One more little thing. I put aside the August 19, 2014 issue of the Wichita Eagle because I was struck by the following small items on page 3A:

Man sentenced to more than 7 years in prison . . . Scott Reinke, 43, was given 86 months in prison for a series of crimes including burglary, theft, possession of stolen property, making false information and fleeing or attempting to elude law enforcement. . . . In tacking on the additional time last Friday, [Judge Warren] Wilhelm noted Reineke had a criminal history of more than 50 felony convictions.

Kechi man gets nearly 10 years for child porn . . . Jaime Menchaca, 34, of Kechi pleaded guilty to one count of distributing child pornography and was sentenced to 110 months in prison. . . . In his plea, Menchaca admitted that on Sept. 13 he sent an e-mail containing child pornography to a Missouri man.
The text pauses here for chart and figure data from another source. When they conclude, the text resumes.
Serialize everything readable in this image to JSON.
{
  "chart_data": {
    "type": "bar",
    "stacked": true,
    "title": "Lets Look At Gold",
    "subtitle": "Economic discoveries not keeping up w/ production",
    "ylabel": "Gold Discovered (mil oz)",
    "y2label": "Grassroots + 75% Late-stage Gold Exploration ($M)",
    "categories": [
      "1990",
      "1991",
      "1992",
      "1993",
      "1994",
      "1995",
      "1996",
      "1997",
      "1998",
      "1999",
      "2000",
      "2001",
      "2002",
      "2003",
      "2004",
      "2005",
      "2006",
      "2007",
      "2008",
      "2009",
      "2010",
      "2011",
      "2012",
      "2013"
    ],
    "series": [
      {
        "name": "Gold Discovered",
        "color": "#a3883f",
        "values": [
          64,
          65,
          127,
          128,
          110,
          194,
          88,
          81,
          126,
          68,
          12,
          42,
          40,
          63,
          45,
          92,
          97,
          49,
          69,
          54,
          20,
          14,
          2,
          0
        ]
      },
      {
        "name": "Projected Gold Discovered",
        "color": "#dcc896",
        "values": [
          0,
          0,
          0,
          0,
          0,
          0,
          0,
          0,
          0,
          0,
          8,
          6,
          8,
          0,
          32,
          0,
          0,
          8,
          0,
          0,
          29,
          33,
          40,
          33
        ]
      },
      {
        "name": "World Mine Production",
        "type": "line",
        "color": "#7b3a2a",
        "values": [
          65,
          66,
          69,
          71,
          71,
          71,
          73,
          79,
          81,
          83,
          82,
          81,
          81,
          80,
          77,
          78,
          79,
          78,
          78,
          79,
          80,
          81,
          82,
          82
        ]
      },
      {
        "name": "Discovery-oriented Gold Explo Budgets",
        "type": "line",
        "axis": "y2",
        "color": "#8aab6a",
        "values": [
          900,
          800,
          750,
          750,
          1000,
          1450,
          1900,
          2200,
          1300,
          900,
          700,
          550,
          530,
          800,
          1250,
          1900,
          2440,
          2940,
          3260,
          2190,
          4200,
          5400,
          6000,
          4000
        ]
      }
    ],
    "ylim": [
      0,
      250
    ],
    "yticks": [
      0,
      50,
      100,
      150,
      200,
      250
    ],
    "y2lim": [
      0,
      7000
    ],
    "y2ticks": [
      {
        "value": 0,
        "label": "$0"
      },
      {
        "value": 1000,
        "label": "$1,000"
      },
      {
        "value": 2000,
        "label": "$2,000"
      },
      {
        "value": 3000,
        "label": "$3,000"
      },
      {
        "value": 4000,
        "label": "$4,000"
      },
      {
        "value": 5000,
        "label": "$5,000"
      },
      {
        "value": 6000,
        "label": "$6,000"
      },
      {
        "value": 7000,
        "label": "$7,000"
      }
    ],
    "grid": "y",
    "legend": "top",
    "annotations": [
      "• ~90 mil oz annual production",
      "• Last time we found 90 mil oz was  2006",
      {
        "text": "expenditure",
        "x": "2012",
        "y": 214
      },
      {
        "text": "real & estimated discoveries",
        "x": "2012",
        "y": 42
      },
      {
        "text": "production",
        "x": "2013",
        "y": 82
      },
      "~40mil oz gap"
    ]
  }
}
There's also another piece on page 5A:

Sex offender pleads guilty to child porn . . . Dewey had a 1999 conviction in Pueblo, Colorado, for attempted sexual assault of a child. He admitted in court Monday that he was found last September with images and videos of child pornography that he obtained via the Internet.

Prosecutors and the defense have agreed to recommend a 20-year prison term when Dewey is sentenced on Nov. 4.

This struck me as an example of something profoundly skewed in our criminal justice system. I won't argue that child pornography is a victimless crime (although what constitutes pornography can be very subjective), but possession of a single image strikes me as a much more marginal offense than repeated instances of property theft. (I don't think I even noticed the last case until I went back to look for the first two; it's harder to judge.) Glad the burglar/thief is going to jail, but wonder if it wouldn't make more sense for the child porn defendant to spend some time with a shrink, and maybe pay a nominal fine.

Also on the front page of the Eagle is an article called "Kan. GOP lawmakers vow to look out for oil interests": Senator Roberts, Reps. Huelskamp, Pompeo, and Jenkins prostate themselves at a Kansas Independent Oil & Gas Association confab. They all agreed they wanted lower taxes and less regulation. Nobody said much about the recent tenfold increase in earthquakes.